The noble author has very happily illustrated his just idea concerning the ostentatious display of public characters imperfectly known; but the opposite intentions which he ascribes to Cicero and to Pliny, concerning their letters, were not, I apprehend, exactly the intentions of the two illustrious Romans, whose names have derived so much lustre from their epistolary talents. All the letters of Cicero were certainly not intended for the eye of the public, but many most probably were so. The great orator had so fervent a passion for fame, that he was eager to spread every sail by which a breath of glory could be caught.

The more succinct, but less powerful Pliny very candidly confesses a similar passion. He takes a pride in the elegance of his letters:-"Habeant nostræ quoque literæ aliquid non humile, nec sordidum, nec privatis rebus inclusum." Yet Pliny seems not to have intended that the world should see such of his letters as relate only to the little circumstances of his private and domestic life. He is a gainer, however, by the perfect knowledge of his character which these letters afford; for, in various points of view, he appears interesting and amiable.

Montaigne is uncommonly severe, in describing the letters of Cicero and Pliny as proofs of their inordinate vanity; but if that pleasant essayist should excite a frown by the severity of his remarks on these favourite authors, he may lead his reader to smile again, at the honest vanity he displays himself, while he is censuring the vanity of the two Roman consuls; since, in the same chapter, he commends his own talents for epistolary composition.

It may be regretted, that in the rich mass of ancient Grecian literature we find no collections of familiar letters, to be compared with those of Cicero and Pliny. Indeed, there are hardly any written by men of eminence, and entitled to the name of familiar letters, if we except a few of Æschines, the orator; who seems, in his epistolary talent, to have been the Bolingbroke of Athens.
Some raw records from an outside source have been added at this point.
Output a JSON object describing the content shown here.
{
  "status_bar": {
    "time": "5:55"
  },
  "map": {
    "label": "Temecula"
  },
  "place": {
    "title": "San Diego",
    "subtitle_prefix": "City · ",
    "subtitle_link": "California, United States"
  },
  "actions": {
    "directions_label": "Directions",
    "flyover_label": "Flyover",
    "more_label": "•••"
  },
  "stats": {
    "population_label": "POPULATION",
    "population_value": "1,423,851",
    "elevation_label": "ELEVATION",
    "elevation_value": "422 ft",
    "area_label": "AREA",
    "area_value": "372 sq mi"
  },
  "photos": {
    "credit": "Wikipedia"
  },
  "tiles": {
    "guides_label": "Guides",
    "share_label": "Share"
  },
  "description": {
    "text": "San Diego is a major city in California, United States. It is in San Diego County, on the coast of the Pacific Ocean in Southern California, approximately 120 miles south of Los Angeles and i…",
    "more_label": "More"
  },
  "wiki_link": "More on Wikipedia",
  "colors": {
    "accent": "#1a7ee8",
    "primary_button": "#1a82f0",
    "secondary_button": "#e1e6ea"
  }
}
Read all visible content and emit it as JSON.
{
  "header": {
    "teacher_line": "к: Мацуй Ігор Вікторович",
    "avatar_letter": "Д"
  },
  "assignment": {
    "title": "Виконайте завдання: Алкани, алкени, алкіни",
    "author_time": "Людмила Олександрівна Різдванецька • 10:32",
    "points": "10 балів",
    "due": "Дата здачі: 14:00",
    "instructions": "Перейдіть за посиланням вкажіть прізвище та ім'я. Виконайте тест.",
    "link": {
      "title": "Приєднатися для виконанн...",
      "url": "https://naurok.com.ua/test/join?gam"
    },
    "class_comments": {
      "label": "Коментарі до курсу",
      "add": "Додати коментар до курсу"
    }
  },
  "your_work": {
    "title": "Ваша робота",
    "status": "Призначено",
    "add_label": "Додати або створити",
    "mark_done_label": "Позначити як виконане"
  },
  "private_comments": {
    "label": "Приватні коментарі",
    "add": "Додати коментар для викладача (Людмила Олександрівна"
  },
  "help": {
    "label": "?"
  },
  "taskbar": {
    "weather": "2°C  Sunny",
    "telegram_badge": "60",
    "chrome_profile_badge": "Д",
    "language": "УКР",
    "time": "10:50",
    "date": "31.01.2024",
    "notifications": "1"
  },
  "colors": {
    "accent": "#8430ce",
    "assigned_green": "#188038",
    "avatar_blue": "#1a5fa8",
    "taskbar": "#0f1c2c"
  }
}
In one of his letters he relates with vivacity a ludicrous and licentious adventure of a young fellow-traveller, with whom he visited the plain of Troy. As it seems to have been the intention of Æschines, in these travels, to compare the scenery around him with the descriptions of it exhibited by Homer, it may be wished, that this eloquent Athenian (whose command of language was in some points, perhaps, superior to that of his triumphant rival Demosthenes) had made his intended comparison the subject of another letter.

Although the letters of philosophers and rhetoricians to princes are scarcely to be classed with such epistolary composition as arises from familiarity and friendship, I am tempted to notice two remarkable letters included in the works of Plato and Isocrates. The first may be fairly considered as a private letter, since the philosopher entreats his correspondent, the younger Dionysius, to read it repeatedly, and then to burn it. In truth, he had abundant reason for such a request; as the letter contains a singular confession, that this admired instructor had never published his own genuine sentiments on some abstruse points of philosophy, but contented himself with delivering the opinions of his master.-Vide Platonis, vol. xi. p. 72, edit. Biponti.

The letter of Isocrates, to which I have alluded, is addressed to Alexander of Macedon, during the life of his father, Philip. It is a brief, benevolent, and graceful compliment, from an illustrious veteran of literature, to a highly promising youth.-Vide Isocrates, vol. i, p. 454, edit. Auger.